Friday, October 19, 2012

Homecoming Friday

"This Homecoming thing could blow up on twitter"
Chester Brewer invented Homecoming in 1911 when he sought to increase interest and attendance in the annual football game between Missouri and Kansas.  He invited all alumni to "come home" for the game and a tradition was born.

Today, Homecoming has transformed into something much bigger.  At our school, which only dates back to 1953, the tradition goes far beyond welcoming back alumni to the school.  It involves all sorts of activities.  There's is spirit week where student and staff dress to each day's theme, the Powderpuff Football game followed by the spirit bonfire, the Pep Rally, the pre-game tailgates, the Homecoming Dance.  Maybe most exciting is the football game where our Patriots take on a member of the Commonwealth District (where we have struggled to create a rivalry simply because we are two hours from all the other teams.) Our teams have fared pretty well against Commonwealth foes but next year we are moving to the much closer opponents of the Jefferson District. 
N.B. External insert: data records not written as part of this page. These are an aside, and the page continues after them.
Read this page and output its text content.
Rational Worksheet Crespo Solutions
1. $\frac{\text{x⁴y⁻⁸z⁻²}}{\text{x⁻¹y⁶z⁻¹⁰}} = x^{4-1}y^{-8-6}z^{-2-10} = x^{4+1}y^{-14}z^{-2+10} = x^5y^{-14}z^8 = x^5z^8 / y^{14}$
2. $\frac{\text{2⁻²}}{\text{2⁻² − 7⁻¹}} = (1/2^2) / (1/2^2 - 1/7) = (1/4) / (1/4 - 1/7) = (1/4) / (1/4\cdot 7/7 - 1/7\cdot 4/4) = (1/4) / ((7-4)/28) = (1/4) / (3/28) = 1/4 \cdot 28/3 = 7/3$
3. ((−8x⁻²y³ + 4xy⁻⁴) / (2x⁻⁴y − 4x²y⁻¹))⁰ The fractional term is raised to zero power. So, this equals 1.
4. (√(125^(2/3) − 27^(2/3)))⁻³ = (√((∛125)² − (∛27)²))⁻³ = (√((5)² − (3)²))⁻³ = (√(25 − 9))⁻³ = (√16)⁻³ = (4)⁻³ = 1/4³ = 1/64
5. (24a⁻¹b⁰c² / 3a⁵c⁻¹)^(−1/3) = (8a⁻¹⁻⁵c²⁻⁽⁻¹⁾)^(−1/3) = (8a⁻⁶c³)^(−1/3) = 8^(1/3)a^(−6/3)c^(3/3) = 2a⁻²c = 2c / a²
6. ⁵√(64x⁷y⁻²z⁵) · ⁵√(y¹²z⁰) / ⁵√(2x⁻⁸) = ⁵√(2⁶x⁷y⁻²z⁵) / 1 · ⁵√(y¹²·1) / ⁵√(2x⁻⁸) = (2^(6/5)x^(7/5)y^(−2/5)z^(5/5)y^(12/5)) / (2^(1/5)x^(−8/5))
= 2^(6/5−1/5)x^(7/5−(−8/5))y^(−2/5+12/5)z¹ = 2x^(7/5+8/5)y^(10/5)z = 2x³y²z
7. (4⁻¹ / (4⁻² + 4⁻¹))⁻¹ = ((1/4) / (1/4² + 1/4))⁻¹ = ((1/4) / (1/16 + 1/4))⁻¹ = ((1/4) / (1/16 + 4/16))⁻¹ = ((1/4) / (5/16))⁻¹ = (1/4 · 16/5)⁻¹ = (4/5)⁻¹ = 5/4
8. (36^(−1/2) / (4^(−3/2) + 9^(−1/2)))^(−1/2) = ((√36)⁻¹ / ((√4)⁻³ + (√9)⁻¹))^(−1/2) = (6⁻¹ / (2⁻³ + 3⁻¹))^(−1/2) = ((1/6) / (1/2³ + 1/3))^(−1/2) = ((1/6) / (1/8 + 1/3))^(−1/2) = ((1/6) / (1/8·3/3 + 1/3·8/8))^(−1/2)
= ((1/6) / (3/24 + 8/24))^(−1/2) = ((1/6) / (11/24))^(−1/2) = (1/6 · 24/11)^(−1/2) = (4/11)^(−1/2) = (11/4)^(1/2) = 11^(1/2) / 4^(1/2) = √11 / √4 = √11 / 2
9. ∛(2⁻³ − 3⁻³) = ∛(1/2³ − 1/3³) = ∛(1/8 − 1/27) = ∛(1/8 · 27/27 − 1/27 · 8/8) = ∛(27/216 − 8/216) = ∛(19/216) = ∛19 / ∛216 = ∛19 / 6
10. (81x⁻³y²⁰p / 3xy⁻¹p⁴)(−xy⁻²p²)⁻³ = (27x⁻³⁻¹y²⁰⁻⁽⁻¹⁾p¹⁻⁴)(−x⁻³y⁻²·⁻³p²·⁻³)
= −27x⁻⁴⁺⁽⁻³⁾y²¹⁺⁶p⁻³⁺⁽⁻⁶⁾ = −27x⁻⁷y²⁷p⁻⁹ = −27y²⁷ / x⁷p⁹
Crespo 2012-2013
My colleague wrote on the subject of our school community a bit last year in this October 2011 post.  Homecoming week illustrates the duality of today's public schools.  First and foremost we are tasked with "educating" our young people academically.   But schools do so much more.  The most valuable experiences can occur far from a classroom.  I know this was the case for me when I attended the very same school where I now teach.  Character, leadership, responsibility, teamwork and the basic skills of how to get along in a larger society all cultivated through something other than a formal lesson.  Are schools the only place where this occurs?  Certainly not.  But in a school, in a school community, we have the opportunity to help young people develop themselves.  

Outsiders often overlook this unwritten curriculum so integral to the growth of students helping to prepare them for their future.   What students learn and pick up beyond the classroom through things like athletics, clubs, honor societies and the diverse culture of our school community is so valuable.  As Brewer likely understood, it is about the people.   Seeing a student excel on the field or stage in a way you would never see in a desk is an experience unlike any other.  The non-academic opportunities provided by a school environment afford our students chances to immerse themselves  in life.

Sure we try to teach things like respect for authority, punctuality and the importance of a good work ethic but that sometimes gets lost in translation. The effect is some students simply don't like school.  Maybe nothing will change this but activities that some might call meaningless can actually combat this dislike.  I'm reminded of the smiles on all the faces arriving on the school doorstep to a high five from the mascot, watching 800 students from varying backgrounds mingle amongst each other before a game,  seeing a 17 year old present to a group of several hundred peers, watching the C student become a leader by turning to a teammate demanding more effort; all hard to replicate. 

There is constant tension between our academic mission and the non-academic pursuits of a school.  Extra-curriculars can be extremely frustrating and disruptive to the classroom teacher.  But, coming out to a game, service project or a concert can help remind us to look at education as so much more than academics. It has been a hectic week with PSATs, fire drills, and all the Homecoming associated activities, but we manage to balance it all.  Our young pupils manage to do so in a way I am not certain that our generation could equal.  Life is busy and the fatigue of constantly being so busy is obvious.  The chance to relax and join with them in what Mr. Brewer could hardly have envisioned all those years ago is a chance we should not pass up.